Wir über uns

„Das Land unterhält eine zentrale Fachstelle für öffentliche Bibliotheken, welche die Aufgabe hat, Konzepte und Programme zur Sicherung und zum Ausbau öffentlicher Bibliotheken zu entwickeln und zu vermitteln sowie insbesondere kleinere Bibliotheken in allen bibliotheksfachlichen Fragen zu informieren, zu beraten und zu unterstützen.“ [1]

Mit dieser Zielsetzung hat der Landtag NRW die Zentralisierung der Fachstellenarbeit zum 1. April 2015 in die Wege geleitet.

Erfolgreiche Fachstellenarbeit muss sich an dem Bild einer modernen, zukunftsfähigen Bibliothek orientieren. Deshalb haben wir als Grundlage und Leitidee für unsere Arbeit die nachfolgende Vision von einer Öffentlichen Bibliothek formuliert:

Die Öffentlichen Bibliotheken in NRW sind lebendige, integrative, nicht-kommerzielle und attraktive Orte, die den gesellschaftlichen Zusammenhalt in der Kommune fördern. Sie treten für die Überwindung der digitalen Spaltung ein. Dazu bieten sie Zugang zu physischen und virtuellen Informationen, stellen die notwendige technische Infrastruktur bereit und fördern die Informations- und Medienkompetenz.

Sie bieten einen realen und digitalen Raum um sich zu treffen  und werden so zu einem Ort der Ideen. Sie sind Akteure der kulturellen Entwicklung, fördern die kulturelle Identität in der Kommune und ermöglichen kulturelle Erfahrungen.

Es gehört zu ihren Aufgaben, die Schlüsselqualifikation „Lesen“ in Zusammenarbeit mit anderen Institutionen zu fördern und Freude am Lesen zu vermitteln. Als Bildungseinrichtung fördern sie das lebenslange, selbstbestimmte Lernen.

Die Öffentlichen Bibliotheken beteiligen sich aktiv an lokalen, regionalen und nationalen Netzwerken, weil sich nur so die hohe Qualität ihrer Angebote und Services sicherstellen lässt. Sie haben den gleichen Qualitätsanspruch an ihre analogen und digitalen Angebote und Dienstleistungen und entwickeln diese gleichermaßen weiter.

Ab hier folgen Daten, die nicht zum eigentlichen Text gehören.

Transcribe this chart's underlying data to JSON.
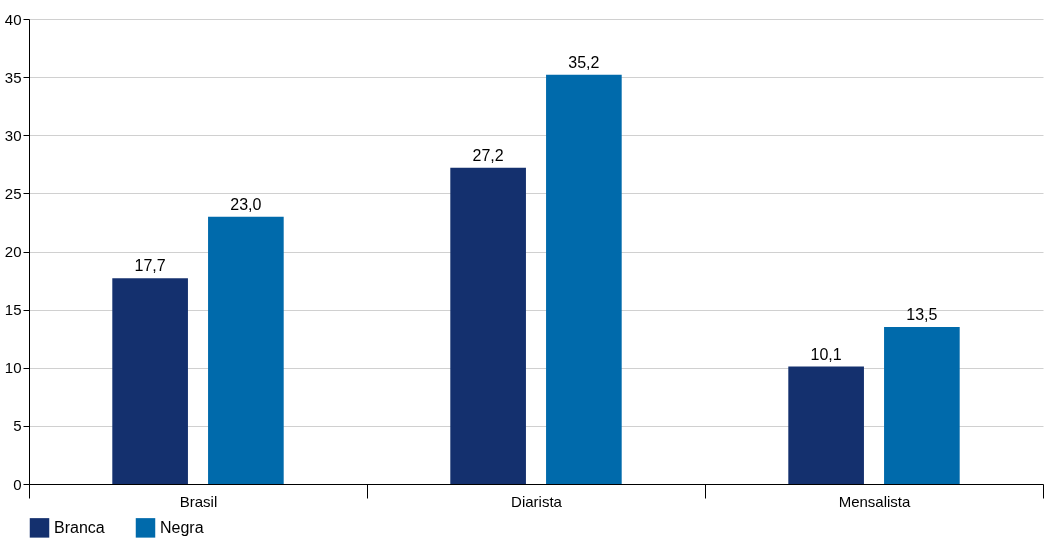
{
  "chart_data": {
    "type": "bar",
    "categories": [
      "Brasil",
      "Diarista",
      "Mensalista"
    ],
    "series": [
      {
        "name": "Branca",
        "color": "#14306e",
        "values": [
          17.7,
          27.2,
          10.1
        ],
        "value_labels": [
          "17,7",
          "27,2",
          "10,1"
        ]
      },
      {
        "name": "Negra",
        "color": "#006aab",
        "values": [
          23.0,
          35.2,
          13.5
        ],
        "value_labels": [
          "23,0",
          "35,2",
          "13,5"
        ]
      }
    ],
    "ylim": [
      0,
      40
    ],
    "yticks": [
      0,
      5,
      10,
      15,
      20,
      25,
      30,
      35,
      40
    ],
    "grid": "y",
    "legend": "bottom"
  }
}
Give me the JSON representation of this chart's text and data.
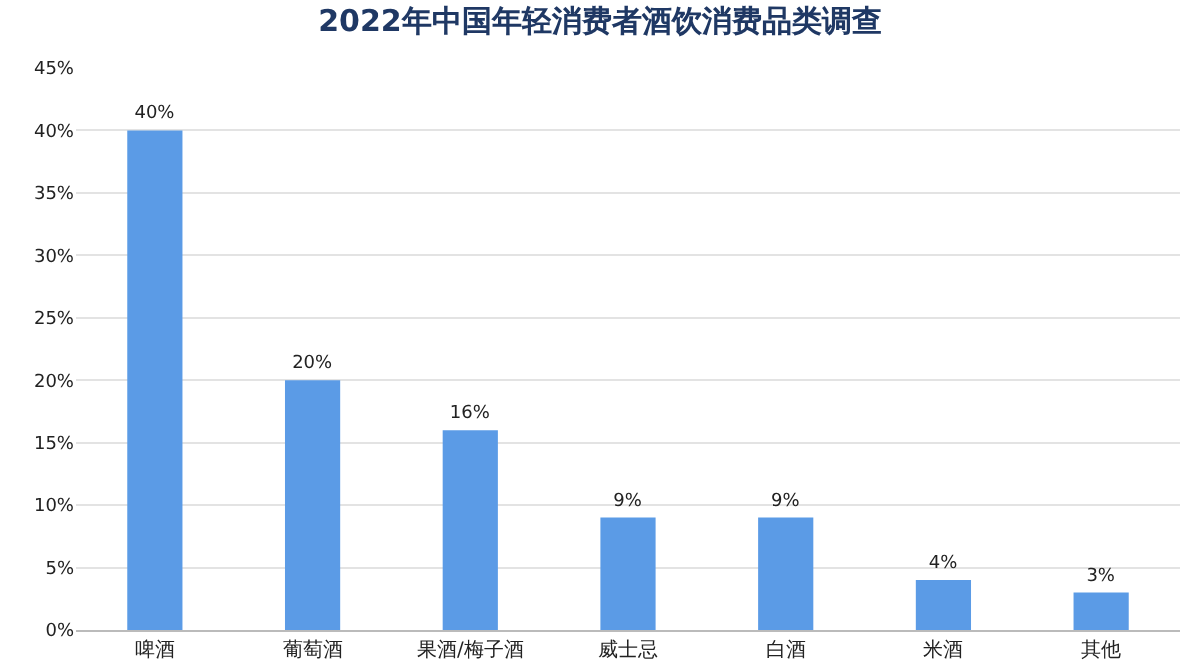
{
  "chart_data": {
    "type": "bar",
    "title": "2022年中国年轻消费者酒饮消费品类调查",
    "categories": [
      "啤酒",
      "葡萄酒",
      "果酒/梅子酒",
      "威士忌",
      "白酒",
      "米酒",
      "其他"
    ],
    "values": [
      40,
      20,
      16,
      9,
      9,
      4,
      3
    ],
    "value_labels": [
      "40%",
      "20%",
      "16%",
      "9%",
      "9%",
      "4%",
      "3%"
    ],
    "color": "#5b9be6",
    "ylim": [
      0,
      45
    ],
    "yticks": [
      {
        "value": 0,
        "label": "0%"
      },
      {
        "value": 5,
        "label": "5%"
      },
      {
        "value": 10,
        "label": "10%"
      },
      {
        "value": 15,
        "label": "15%"
      },
      {
        "value": 20,
        "label": "20%"
      },
      {
        "value": 25,
        "label": "25%"
      },
      {
        "value": 30,
        "label": "30%"
      },
      {
        "value": 35,
        "label": "35%"
      },
      {
        "value": 40,
        "label": "40%"
      },
      {
        "value": 45,
        "label": "45%"
      }
    ],
    "grid": "y"
  }
}
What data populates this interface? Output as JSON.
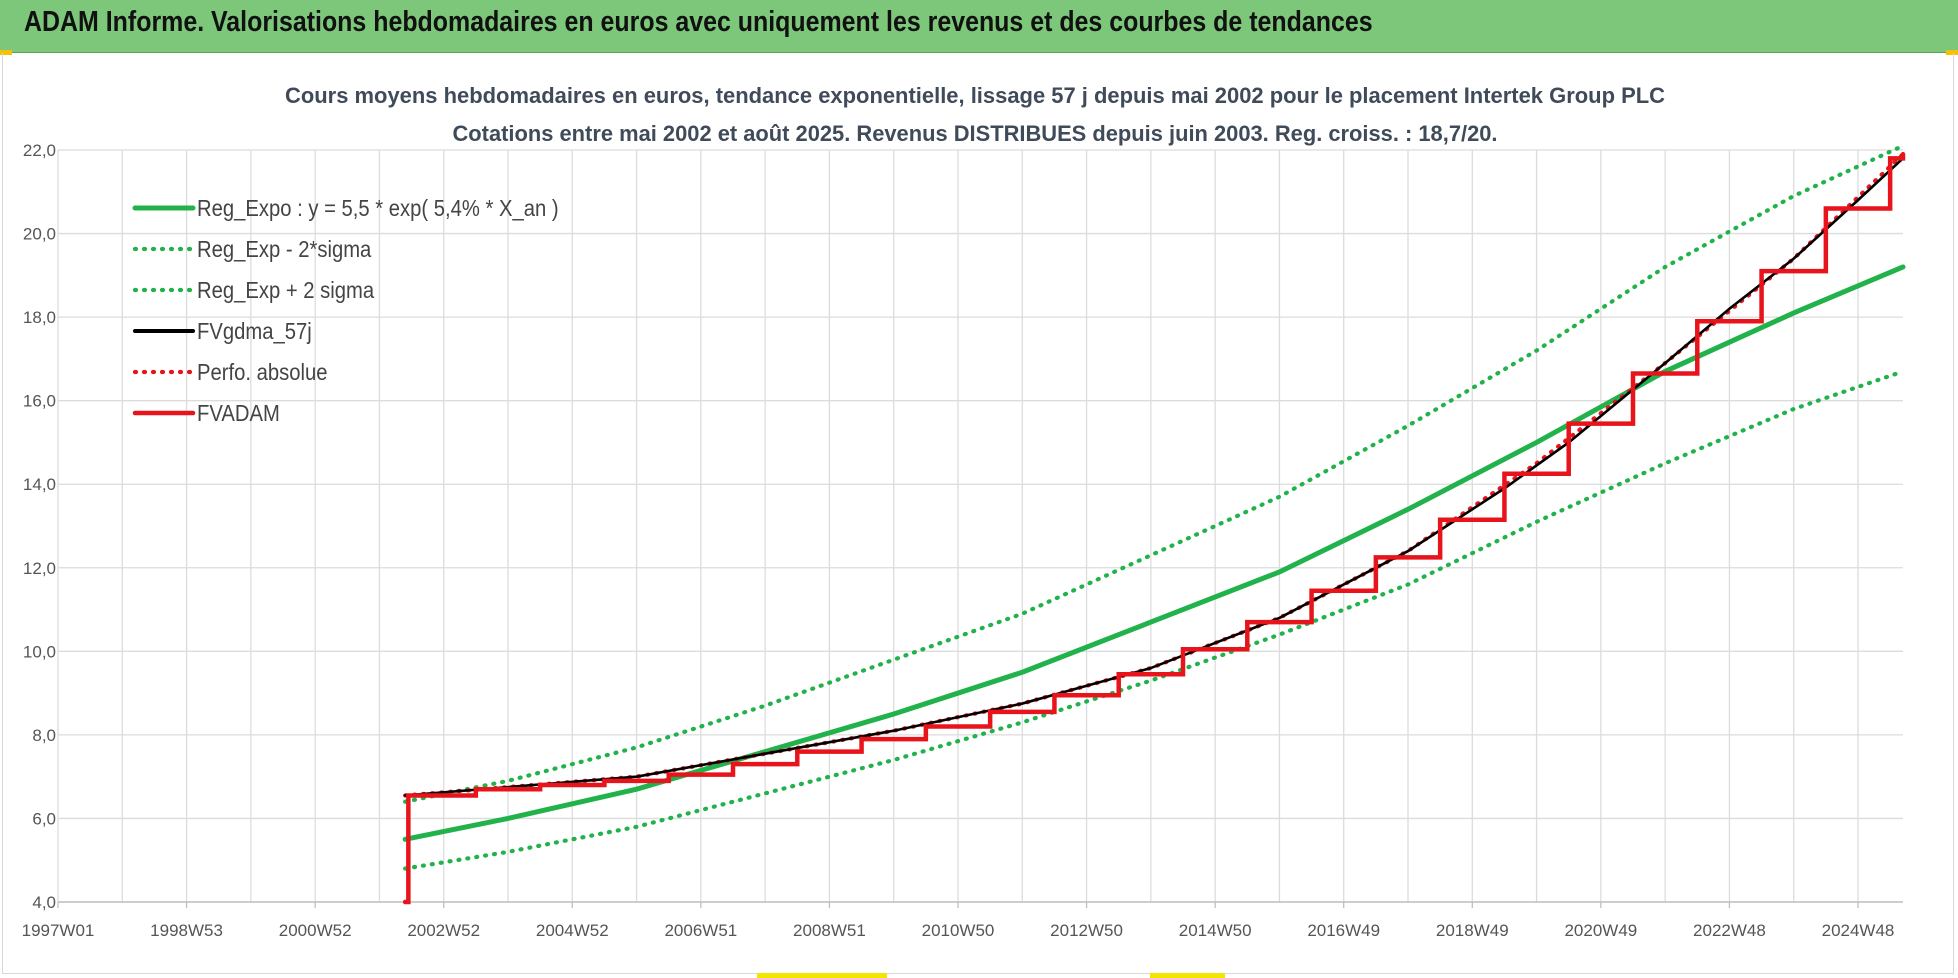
{
  "banner": {
    "title": "ADAM Informe. Valorisations hebdomadaires en euros avec uniquement les revenus et des courbes de tendances"
  },
  "colors": {
    "banner_bg": "#7dc77a",
    "regression": "#22b24c",
    "fv_smooth": "#000000",
    "fvadam": "#e8141b",
    "perfo": "#e8141b",
    "grid": "#dcdcdc"
  },
  "chart_data": {
    "type": "line",
    "title": "Cours moyens hebdomadaires en euros, tendance exponentielle, lissage 57 j depuis mai 2002 pour le placement Intertek Group PLC",
    "subtitle": "Cotations entre mai 2002 et août 2025.  Revenus DISTRIBUES depuis juin 2003. Reg. croiss. : 18,7/20.",
    "xlabel": "",
    "ylabel": "",
    "x_ticks": [
      "1997W01",
      "1998W53",
      "2000W52",
      "2002W52",
      "2004W52",
      "2006W51",
      "2008W51",
      "2010W50",
      "2012W50",
      "2014W50",
      "2016W49",
      "2018W49",
      "2020W49",
      "2022W48",
      "2024W48"
    ],
    "xlim": [
      1997.0,
      2025.7
    ],
    "ylim": [
      4,
      22
    ],
    "y_ticks": [
      "4,0",
      "6,0",
      "8,0",
      "10,0",
      "12,0",
      "14,0",
      "16,0",
      "18,0",
      "20,0",
      "22,0"
    ],
    "grid": true,
    "legend_position": "top-left",
    "legend": [
      {
        "label": "Reg_Expo : y = 5,5 * exp( 5,4% *  X_an )",
        "style": "solid-thick",
        "color": "#22b24c"
      },
      {
        "label": "Reg_Exp - 2*sigma",
        "style": "dotted",
        "color": "#22b24c"
      },
      {
        "label": "Reg_Exp + 2 sigma",
        "style": "dotted",
        "color": "#22b24c"
      },
      {
        "label": "FVgdma_57j",
        "style": "solid",
        "color": "#000000"
      },
      {
        "label": "Perfo. absolue",
        "style": "dotted",
        "color": "#e8141b"
      },
      {
        "label": "FVADAM",
        "style": "solid-thick",
        "color": "#e8141b"
      }
    ],
    "series": [
      {
        "name": "Reg_Expo : y = 5,5 * exp( 5,4% *  X_an )",
        "x": [
          2002.4,
          2004.0,
          2006.0,
          2008.0,
          2010.0,
          2012.0,
          2014.0,
          2016.0,
          2018.0,
          2020.0,
          2022.0,
          2024.0,
          2025.7
        ],
        "values": [
          5.5,
          6.0,
          6.7,
          7.6,
          8.5,
          9.5,
          10.7,
          11.9,
          13.4,
          15.0,
          16.7,
          18.1,
          19.2
        ]
      },
      {
        "name": "Reg_Exp - 2*sigma",
        "x": [
          2002.4,
          2004.0,
          2006.0,
          2008.0,
          2010.0,
          2012.0,
          2014.0,
          2016.0,
          2018.0,
          2020.0,
          2022.0,
          2024.0,
          2025.7
        ],
        "values": [
          4.8,
          5.2,
          5.8,
          6.6,
          7.4,
          8.3,
          9.3,
          10.4,
          11.6,
          13.1,
          14.5,
          15.8,
          16.7
        ]
      },
      {
        "name": "Reg_Exp + 2 sigma",
        "x": [
          2002.4,
          2004.0,
          2006.0,
          2008.0,
          2010.0,
          2012.0,
          2014.0,
          2016.0,
          2018.0,
          2020.0,
          2022.0,
          2024.0,
          2025.7
        ],
        "values": [
          6.4,
          6.9,
          7.7,
          8.7,
          9.8,
          10.9,
          12.3,
          13.7,
          15.4,
          17.2,
          19.2,
          20.9,
          22.1
        ]
      },
      {
        "name": "FVgdma_57j",
        "x": [
          2002.4,
          2004.0,
          2006.0,
          2008.0,
          2010.0,
          2012.0,
          2014.0,
          2016.0,
          2018.0,
          2019.5,
          2020.5,
          2022.0,
          2023.0,
          2024.0,
          2025.0,
          2025.7
        ],
        "values": [
          6.55,
          6.75,
          7.0,
          7.55,
          8.1,
          8.75,
          9.6,
          10.8,
          12.4,
          13.9,
          15.0,
          16.9,
          18.2,
          19.4,
          20.8,
          21.8
        ]
      },
      {
        "name": "Perfo. absolue",
        "x": [
          2002.4,
          2004.0,
          2006.0,
          2008.0,
          2010.0,
          2012.0,
          2014.0,
          2016.0,
          2018.0,
          2020.0,
          2022.0,
          2024.0,
          2025.7
        ],
        "values": [
          6.55,
          6.75,
          7.0,
          7.55,
          8.1,
          8.75,
          9.6,
          10.8,
          12.4,
          14.5,
          16.9,
          19.4,
          21.9
        ]
      },
      {
        "name": "FVADAM",
        "x": [
          2002.4,
          2002.45,
          2003.5,
          2004.5,
          2005.5,
          2006.5,
          2007.5,
          2008.5,
          2009.5,
          2010.5,
          2011.5,
          2012.5,
          2013.5,
          2014.5,
          2015.5,
          2016.5,
          2017.5,
          2018.5,
          2019.5,
          2020.5,
          2021.5,
          2022.5,
          2023.5,
          2024.5,
          2025.5,
          2025.7
        ],
        "values": [
          4.0,
          6.55,
          6.7,
          6.8,
          6.9,
          7.05,
          7.3,
          7.6,
          7.9,
          8.2,
          8.55,
          8.95,
          9.45,
          10.05,
          10.7,
          11.45,
          12.25,
          13.15,
          14.25,
          15.45,
          16.65,
          17.9,
          19.1,
          20.6,
          21.8,
          21.9
        ]
      }
    ]
  }
}
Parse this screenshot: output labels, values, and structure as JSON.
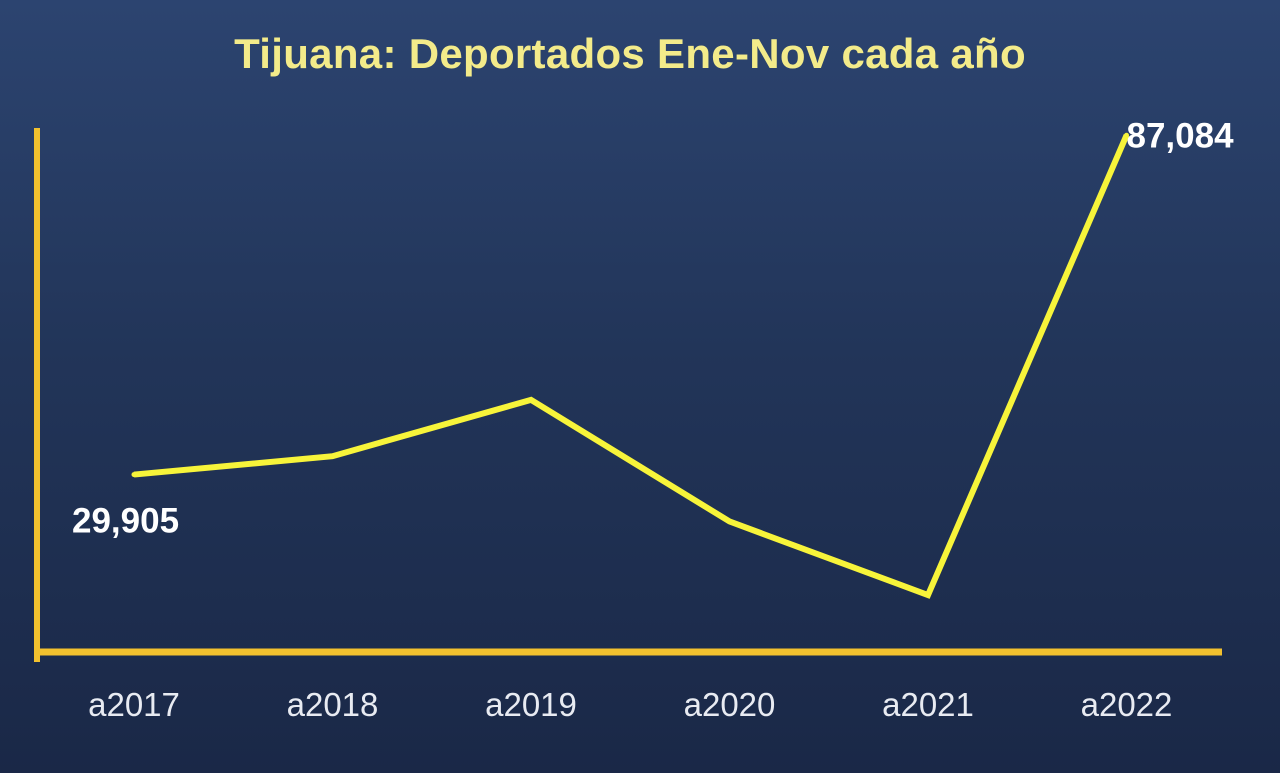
{
  "chart_data": {
    "type": "line",
    "title": "Tijuana: Deportados Ene-Nov cada año",
    "categories": [
      "a2017",
      "a2018",
      "a2019",
      "a2020",
      "a2021",
      "a2022"
    ],
    "series": [
      {
        "values": [
          29905,
          33000,
          42500,
          22000,
          9600,
          87084
        ]
      }
    ],
    "data_labels": [
      {
        "index": 0,
        "text": "29,905"
      },
      {
        "index": 5,
        "text": "87,084"
      }
    ],
    "ylim": [
      0,
      90000
    ],
    "grid": false,
    "legend": false,
    "xlabel": "",
    "ylabel": ""
  },
  "colors": {
    "line": "#f7f43a",
    "axis": "#f2c12e",
    "title": "#f3eb8a",
    "background_top": "#2c4470",
    "background_bottom": "#1a2847"
  }
}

Ausgehend von dieser Vision und unter Einbezug der im Kulturförderplan NRW 2016 – 2018 Handlungsfeld V „Förderung der Bibliotheken“[2]  festgeschriebenen Förderschwerpunkte hat die Fachstelle vier Arbeitsschwerpunkte für die kommenden fünf Jahre definiert:

Wir haben uns verpflichtet, unsere Aufgaben unter Beachtung folgender Grundsätze zu erfüllen:

 Die Fachstelle ist Teil von bibliothekarischen und interdisziplinären Netzwerken.  Auf diese Weise sichert sie größtmögliche Qualität bei Beratung, Information und Unterstützung der Bibliotheken und ihrer Träger in allen bibliotheksfachlichen Fragen.

Die Mitarbeiterinnen und Mitarbeiter der Fachstelle stehen aktuellen Entwicklungen offen gegenüber, informieren sich über neue Entwicklungen im Bibliothekswesen und über den Bereich des Bibliothekswesens hinaus und bilden sich kontinuierlich weiter. Sie streben an, diese Entwicklungen in Kooperation mit Bibliothekspersonal und Kommunaler Verwaltung auf das Bibliothekswesen zu übertragen. Dabei arbeiten alle Parteien vertrauensvoll zusammen. Bei der Umsetzung ihrer Aufgaben bedenken sie die eigene Vorbildfunktion.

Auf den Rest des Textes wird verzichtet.